По пути из Гаваны Карузо, несмотря на сильнейшую усталость, принял участие в двух благотворительных концертах. В одном из них, организованном фирмой «Виктор» в пользу Ассоциации работников граммофонных компаний, играл также приятель Энрико — русский пианист и композитор Сергей Рахманинов. В Новом Орлеане и Оушен Гроуве Карузо выступал с женой Бруно Дзирато — американской сопрано Ниной Морганой[397]
.Как уже говорилось, Энрико был очень суеверен. Дороти не раз посмеивалась над этой чертой мужа. Однако летом 1920 года ей было явно не до смеха. По представлениям неаполитанцев, принудительная смена дома или места жительства считается плохой приметой, сулящей неприятности. После того как семье Карузо пришлось выехать из отеля «Никербокер», неприятности следовали одна за другой, и Энрико видел в этом вполне отчетливую закономерность. Карузо вернулся домой совершенно измученный поездкой и головными болями, а ведь вскоре ему вновь предстояли гастроли: с конца сентября по конец октября 1920 года он должен был выступить с концертами в Монреале, Торонто, Чикаго, Сент-Поле, Денвере, Омахе, Талсе, Форт-Уорте, Хьюстоне, Шарлотте и Норфолке. Чтобы выдержать такую нагрузку, тенору нужно было отдохнуть и, как обычно, лучшим отдыхом для него была полная смена рода деятельности. Он с удовольствием отдавался своим любимым занятиям, совершенно не связанным с пением.
Перед гастрольной поездкой Карузо снял в Нью-Йорке апартаменты на последнем этаже 22-этажного «Вандербильт-отеля». Два верхних этажа здания были построены по личному заказу мультимиллионера Альфреда Вандербильта для максимально комфортного проживания наиболее респектабельных людей, включая и его самого. Удивительно, что Карузо, отличавшийся крайним суеверием, на этот раз почему-то не придал значения тому факту, что въезжает в квартиру человека, незадолго до этого трагически погибшего (что также считается весьма плохим предзнаменованием!) — едва ли не самый богатый, одно время, человек в мире, Альфред Вандербильт стал жертвой печально известной катастрофы «Лузитании». Этим апартаментам суждено было стать последним пристанищем Карузо до его отъезда в Италию.
Увы, теперь все чаще будет звучать это слово: «последний». Так, за две недели до отъезда в Канаду, 16 сентября 1920 года в Кэмдене голос Энрико последний раз записывался в студии. Пластинки свидетельствуют, что Карузо все еще находился в отличной вокальной форме. Его темный, баритонального тембра голос звучит роскошно, что признают даже самые строгие исследователи дискографического наследия тенора[398]

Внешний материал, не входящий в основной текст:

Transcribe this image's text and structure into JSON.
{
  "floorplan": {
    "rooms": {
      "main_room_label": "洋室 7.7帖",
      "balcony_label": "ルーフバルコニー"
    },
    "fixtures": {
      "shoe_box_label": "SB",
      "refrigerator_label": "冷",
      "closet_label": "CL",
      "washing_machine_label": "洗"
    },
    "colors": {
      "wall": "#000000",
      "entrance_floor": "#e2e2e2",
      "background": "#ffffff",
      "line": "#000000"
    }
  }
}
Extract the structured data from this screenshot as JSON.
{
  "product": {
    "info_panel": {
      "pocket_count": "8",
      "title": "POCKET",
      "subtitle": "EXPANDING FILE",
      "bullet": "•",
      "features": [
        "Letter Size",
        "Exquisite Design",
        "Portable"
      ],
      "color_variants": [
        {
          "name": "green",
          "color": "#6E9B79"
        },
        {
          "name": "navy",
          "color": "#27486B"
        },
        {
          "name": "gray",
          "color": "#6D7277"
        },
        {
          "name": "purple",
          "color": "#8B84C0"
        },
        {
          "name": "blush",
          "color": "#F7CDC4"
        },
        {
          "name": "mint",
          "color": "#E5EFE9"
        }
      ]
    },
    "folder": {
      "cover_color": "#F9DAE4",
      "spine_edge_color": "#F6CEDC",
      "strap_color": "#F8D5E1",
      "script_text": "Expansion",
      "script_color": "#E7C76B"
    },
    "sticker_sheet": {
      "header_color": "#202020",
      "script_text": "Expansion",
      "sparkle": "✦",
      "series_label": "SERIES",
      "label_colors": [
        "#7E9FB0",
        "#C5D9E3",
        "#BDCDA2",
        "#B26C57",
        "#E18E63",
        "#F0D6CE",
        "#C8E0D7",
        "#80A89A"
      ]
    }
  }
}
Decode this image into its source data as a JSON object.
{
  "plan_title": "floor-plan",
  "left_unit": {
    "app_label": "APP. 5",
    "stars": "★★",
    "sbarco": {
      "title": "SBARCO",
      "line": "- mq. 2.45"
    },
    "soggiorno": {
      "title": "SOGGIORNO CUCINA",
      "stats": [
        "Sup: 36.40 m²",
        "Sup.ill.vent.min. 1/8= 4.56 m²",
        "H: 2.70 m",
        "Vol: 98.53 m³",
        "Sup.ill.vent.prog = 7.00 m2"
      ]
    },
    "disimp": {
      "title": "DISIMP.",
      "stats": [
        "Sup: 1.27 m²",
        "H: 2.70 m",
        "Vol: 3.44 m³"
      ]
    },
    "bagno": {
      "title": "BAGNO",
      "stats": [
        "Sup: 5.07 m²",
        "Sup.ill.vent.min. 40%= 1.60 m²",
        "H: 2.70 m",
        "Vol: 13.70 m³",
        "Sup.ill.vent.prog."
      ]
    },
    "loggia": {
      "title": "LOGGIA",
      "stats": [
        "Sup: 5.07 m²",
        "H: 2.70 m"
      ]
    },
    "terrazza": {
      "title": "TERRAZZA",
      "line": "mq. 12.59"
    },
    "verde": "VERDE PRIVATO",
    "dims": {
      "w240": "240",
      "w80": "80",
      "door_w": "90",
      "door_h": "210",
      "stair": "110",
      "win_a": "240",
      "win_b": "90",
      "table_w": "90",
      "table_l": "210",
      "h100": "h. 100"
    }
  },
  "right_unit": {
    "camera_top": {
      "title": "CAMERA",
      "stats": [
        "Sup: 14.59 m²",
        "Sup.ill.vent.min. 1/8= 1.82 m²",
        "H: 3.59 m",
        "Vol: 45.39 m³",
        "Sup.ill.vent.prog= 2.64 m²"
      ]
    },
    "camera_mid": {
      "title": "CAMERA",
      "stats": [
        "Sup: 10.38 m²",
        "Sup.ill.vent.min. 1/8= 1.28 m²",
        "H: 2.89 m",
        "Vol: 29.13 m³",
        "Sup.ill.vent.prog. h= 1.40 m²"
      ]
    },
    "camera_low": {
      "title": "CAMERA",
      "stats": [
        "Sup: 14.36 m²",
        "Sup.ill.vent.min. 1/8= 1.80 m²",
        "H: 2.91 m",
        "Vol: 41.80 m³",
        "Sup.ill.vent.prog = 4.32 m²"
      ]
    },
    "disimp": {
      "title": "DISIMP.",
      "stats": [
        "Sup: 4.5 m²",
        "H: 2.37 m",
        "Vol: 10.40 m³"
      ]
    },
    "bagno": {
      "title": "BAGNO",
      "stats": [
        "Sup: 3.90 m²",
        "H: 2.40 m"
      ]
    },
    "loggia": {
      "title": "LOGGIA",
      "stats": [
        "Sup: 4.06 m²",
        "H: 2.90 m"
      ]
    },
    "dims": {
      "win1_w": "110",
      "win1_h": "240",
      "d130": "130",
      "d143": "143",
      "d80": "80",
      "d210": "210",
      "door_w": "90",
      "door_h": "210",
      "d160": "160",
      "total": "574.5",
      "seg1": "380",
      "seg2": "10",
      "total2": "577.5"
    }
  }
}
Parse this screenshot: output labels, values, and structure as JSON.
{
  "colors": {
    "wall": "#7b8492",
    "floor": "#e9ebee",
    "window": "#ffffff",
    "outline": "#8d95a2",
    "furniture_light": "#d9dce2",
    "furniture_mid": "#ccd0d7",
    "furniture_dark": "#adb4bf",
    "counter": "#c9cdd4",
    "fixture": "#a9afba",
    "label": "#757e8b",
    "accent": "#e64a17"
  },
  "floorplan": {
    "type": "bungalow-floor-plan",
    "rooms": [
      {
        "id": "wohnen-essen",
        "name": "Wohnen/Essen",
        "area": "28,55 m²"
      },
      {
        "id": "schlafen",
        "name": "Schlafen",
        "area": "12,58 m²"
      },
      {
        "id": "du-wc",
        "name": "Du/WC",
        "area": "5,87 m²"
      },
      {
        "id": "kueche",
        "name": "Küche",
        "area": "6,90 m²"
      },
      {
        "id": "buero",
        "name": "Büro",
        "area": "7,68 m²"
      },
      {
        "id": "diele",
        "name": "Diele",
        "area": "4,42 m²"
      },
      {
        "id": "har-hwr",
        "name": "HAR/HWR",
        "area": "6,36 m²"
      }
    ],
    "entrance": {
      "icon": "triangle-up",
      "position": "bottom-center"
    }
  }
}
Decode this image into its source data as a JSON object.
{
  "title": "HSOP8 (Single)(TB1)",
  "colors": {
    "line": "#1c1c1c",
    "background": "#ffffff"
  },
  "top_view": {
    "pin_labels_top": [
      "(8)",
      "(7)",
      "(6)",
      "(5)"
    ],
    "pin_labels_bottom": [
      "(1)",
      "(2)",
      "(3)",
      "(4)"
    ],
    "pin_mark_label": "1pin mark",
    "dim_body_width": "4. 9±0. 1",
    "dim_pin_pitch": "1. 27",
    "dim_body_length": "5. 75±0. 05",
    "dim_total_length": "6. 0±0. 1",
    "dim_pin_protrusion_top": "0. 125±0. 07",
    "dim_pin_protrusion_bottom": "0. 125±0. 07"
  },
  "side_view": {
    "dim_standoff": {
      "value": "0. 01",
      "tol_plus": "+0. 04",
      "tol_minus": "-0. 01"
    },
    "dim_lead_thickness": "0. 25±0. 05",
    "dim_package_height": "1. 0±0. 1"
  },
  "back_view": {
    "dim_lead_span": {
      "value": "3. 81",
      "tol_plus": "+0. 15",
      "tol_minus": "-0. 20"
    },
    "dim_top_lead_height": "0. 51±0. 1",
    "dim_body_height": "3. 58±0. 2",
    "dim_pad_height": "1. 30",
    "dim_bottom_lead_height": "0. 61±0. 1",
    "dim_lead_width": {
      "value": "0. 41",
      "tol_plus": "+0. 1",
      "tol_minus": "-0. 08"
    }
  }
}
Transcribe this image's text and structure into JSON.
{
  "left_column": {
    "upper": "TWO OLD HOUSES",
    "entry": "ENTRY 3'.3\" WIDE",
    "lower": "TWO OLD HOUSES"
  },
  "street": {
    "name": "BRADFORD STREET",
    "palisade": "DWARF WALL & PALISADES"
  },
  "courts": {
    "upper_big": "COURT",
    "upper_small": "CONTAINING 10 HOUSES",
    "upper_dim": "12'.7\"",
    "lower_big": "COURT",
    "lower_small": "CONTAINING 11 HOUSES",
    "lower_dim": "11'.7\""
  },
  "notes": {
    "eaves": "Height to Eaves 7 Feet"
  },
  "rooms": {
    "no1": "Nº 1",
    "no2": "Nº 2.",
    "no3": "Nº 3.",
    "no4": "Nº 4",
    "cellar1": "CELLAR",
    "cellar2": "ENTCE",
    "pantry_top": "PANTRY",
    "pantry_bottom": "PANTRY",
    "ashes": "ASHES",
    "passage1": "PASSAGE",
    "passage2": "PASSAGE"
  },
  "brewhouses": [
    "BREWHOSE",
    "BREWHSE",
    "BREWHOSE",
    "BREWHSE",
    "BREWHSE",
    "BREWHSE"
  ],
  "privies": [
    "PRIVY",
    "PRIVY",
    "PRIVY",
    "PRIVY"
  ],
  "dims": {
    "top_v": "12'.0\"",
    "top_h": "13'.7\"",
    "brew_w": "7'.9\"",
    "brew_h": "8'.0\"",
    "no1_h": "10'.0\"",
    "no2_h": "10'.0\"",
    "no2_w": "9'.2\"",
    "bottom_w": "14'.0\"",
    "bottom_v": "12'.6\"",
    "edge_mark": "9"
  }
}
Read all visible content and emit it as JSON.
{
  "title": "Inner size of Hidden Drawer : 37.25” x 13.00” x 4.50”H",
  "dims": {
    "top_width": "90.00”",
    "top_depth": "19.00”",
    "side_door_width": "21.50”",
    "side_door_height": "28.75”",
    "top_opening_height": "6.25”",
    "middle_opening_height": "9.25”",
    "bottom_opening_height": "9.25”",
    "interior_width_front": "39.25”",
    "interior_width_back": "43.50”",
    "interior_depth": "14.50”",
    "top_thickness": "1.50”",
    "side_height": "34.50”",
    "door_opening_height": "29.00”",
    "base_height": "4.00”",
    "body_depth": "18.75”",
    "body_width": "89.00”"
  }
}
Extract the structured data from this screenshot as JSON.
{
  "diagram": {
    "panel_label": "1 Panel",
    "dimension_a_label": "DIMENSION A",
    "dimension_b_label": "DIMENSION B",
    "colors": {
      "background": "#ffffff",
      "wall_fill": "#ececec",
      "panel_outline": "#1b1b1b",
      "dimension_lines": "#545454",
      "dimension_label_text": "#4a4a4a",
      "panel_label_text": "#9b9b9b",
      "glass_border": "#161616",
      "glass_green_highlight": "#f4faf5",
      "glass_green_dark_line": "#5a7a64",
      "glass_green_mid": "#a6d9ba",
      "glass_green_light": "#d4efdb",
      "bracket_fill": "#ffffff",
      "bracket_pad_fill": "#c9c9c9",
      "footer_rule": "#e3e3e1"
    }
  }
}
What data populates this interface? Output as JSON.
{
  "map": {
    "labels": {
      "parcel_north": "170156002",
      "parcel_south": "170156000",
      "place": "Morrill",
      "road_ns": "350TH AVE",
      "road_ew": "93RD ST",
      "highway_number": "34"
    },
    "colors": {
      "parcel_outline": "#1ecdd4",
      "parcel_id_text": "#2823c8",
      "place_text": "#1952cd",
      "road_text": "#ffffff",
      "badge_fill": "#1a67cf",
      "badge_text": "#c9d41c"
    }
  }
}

. В Америке Карузо уделял записям много внимания и считал это дело одним из важнейших в жизни. Он собирал и бережно хранил все свои пластинки, часто их сам слушал, причем каждую имел в нескольких экземплярах, так как часто высылал или раздаривал их знакомым. Интересно, что, по свидетельству младшего сына тенора, после смерти Карузо в его собрании не нашлось ни одной записи коллег. Кроме его собственных записей, там было всего несколько пластинок с эстрадной музыкой[399].В числе прочего Карузо в этой звукозаписывающей сессии напел два фрагмента из «Pettite Messe Solennelle» («Маленькой Торжественной мессы») Д. Россини — «Domine Deus» и «Crucifixus». Последние запечатленные тогда слова великого тенора о судьбе Иисуса: «Passus et sepultus est» — «Страдал и был погребен»…
Двадцать седьмого сентября, в Монреале, в Канаде, начался последний в жизни Карузо гастрольный тур. Заканчивался он в североамериканских штатах. В гастролях тенора сопровождали юная сопрано из Канзаса Алиса Мириам и американский скрипач немецкого происхождения Альберт Штоссель (Стоуссел). Программа была стереотипной: несколько оперных арий, дуэтов, песен, инструментальных номеров. Великого тенора всюду принимали с большим энтузиазмом.